Larry James 12-10-2000 01:49 PM

Can someone advise me of a way to unmount nfs devices without
rebooting after an nfs server has become unavailable.

Every time one of my nfs servers locks up, the computers the
terminals that had been using the mounts become hung. If I type in df
on one of the other machine, that terminal will hang. If I try to
umount the device it'll give the error:

umount: /mnt: device is busy

It's not possible to unmount the device because something had be
using it. Since the terminals were telnet sessions, I kill all the
login sessions that had had access to the device. It's still not
possible to unmount the device. The only way I can recover the ability
to use the df command (as well as others that might test that mounted
device), the terminal will hang.

Grep'ing ps for "df" shows:

root 22764 0.0 0.3 1052 468 ? D 13:55 0:00 df -v
root 23352 0.0 0.3 1052 468 ? D 14:07 0:00 df -v

An attemp to kill the tasks 22764 and 23352 fails. (using kill -9 tasks)

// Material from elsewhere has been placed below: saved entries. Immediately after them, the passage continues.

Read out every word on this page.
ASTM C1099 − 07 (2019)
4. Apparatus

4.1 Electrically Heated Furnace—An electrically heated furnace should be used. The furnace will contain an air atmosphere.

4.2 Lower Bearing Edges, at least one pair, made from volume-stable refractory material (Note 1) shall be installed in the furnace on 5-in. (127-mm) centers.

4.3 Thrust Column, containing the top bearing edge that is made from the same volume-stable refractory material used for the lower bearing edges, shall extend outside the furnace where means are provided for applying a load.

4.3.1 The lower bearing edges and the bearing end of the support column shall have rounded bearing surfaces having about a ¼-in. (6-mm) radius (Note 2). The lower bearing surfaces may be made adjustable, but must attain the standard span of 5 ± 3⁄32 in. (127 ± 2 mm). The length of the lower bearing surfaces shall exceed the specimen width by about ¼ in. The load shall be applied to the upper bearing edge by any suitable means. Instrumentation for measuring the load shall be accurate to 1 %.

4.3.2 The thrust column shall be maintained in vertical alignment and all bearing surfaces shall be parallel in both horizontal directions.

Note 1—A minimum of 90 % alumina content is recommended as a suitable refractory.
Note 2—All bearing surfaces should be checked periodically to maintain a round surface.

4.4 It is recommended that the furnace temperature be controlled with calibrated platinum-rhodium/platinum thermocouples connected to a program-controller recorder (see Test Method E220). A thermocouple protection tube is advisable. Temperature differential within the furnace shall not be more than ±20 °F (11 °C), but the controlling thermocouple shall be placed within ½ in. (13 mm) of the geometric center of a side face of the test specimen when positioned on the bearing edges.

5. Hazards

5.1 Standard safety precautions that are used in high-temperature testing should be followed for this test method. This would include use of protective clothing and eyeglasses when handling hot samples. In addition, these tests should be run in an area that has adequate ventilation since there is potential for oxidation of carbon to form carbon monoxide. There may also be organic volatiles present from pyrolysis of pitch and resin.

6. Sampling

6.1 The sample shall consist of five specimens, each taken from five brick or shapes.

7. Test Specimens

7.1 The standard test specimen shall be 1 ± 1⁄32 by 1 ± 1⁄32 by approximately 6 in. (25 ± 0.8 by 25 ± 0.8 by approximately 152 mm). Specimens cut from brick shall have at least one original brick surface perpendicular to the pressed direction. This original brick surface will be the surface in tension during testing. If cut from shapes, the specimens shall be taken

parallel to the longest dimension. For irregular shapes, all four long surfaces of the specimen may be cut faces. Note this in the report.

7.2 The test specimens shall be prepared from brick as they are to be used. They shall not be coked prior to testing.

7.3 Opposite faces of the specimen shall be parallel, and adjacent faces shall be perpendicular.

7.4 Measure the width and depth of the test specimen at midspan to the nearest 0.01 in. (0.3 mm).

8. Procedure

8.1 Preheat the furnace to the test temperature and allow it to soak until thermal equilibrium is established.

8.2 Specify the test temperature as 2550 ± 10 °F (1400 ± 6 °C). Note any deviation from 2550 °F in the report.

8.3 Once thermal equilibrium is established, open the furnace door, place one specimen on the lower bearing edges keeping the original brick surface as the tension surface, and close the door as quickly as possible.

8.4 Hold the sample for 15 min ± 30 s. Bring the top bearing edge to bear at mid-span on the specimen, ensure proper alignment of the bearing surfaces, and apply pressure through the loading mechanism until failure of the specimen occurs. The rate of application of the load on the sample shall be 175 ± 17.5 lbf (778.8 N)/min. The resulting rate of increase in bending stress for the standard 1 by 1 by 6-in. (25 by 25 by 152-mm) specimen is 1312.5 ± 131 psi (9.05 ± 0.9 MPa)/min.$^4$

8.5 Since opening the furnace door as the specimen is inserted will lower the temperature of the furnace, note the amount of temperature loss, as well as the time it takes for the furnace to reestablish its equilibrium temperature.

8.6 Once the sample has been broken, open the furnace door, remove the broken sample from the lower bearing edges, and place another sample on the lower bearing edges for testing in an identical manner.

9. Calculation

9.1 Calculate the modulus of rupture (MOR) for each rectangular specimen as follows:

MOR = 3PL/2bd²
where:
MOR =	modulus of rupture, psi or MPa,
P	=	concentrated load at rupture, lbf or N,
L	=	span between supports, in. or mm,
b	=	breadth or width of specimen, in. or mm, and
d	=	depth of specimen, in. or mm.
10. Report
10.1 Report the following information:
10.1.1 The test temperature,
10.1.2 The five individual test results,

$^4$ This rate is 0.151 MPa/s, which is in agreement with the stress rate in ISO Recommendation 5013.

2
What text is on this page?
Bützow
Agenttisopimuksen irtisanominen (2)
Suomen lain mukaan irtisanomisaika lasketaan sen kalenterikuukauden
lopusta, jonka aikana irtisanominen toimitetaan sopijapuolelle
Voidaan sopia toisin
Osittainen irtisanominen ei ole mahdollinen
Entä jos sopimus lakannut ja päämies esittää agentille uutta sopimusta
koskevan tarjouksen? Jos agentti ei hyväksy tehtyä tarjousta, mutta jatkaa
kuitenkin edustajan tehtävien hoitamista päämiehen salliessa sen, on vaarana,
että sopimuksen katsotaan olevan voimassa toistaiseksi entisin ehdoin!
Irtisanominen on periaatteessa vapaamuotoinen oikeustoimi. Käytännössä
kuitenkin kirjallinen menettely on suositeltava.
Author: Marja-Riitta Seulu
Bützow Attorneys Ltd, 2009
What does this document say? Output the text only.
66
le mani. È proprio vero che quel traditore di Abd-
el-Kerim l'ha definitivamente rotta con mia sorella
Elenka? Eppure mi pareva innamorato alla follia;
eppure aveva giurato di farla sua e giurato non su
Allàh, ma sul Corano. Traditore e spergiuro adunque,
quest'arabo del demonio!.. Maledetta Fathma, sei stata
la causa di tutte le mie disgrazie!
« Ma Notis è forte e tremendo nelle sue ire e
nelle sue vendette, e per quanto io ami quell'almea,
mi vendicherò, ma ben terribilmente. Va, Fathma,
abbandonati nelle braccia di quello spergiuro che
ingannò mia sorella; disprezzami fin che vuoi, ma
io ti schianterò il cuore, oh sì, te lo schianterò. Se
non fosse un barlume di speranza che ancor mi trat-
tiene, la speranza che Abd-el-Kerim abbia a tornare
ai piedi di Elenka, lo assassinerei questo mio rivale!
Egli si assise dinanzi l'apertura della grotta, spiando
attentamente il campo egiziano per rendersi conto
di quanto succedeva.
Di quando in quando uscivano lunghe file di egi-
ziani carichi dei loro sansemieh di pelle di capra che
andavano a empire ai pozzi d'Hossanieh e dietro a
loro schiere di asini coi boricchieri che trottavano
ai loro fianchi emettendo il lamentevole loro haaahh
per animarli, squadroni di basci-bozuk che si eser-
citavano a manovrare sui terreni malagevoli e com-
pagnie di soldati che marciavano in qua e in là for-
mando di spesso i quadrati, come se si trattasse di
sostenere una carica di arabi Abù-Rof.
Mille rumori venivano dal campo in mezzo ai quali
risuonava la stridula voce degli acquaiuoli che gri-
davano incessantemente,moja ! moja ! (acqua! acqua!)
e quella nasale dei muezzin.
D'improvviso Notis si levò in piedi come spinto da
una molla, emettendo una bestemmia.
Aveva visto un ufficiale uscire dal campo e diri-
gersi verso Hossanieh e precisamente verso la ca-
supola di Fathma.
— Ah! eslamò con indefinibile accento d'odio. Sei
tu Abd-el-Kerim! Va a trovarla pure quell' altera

Thanks in advance for any suggestions or comments.

-- L. James

jeremy 12-10-2000 09:53 PM

umount -f should work.

Larry James 12-10-2000 11:42 PM

I should have included that I had already used:

umount -f
umount -r (to change it to read-only which I was hoping would notify the system that everything was flushed and updated then allow the umount to proceed)
umount -aft nfs (to umount everything)

Also, the nfs system that had failed is back up. I would have thought that the nfs becoming available would have wokeup the hung processes.

I keep locking up terminals because I have a habit of typing df -v for no reason and unconscienciously. It's like a fill-in while I'm thinking of another command to type when I'm working.

-- L. James

jeremy 12-11-2000 11:41 AM

hmm...that's strange. According to the umount man page
Quote:

-f Force unmount (in case of an unreachable NFS system). (Requires kernel 2.1.116 or later.)
Did you trying running this as root?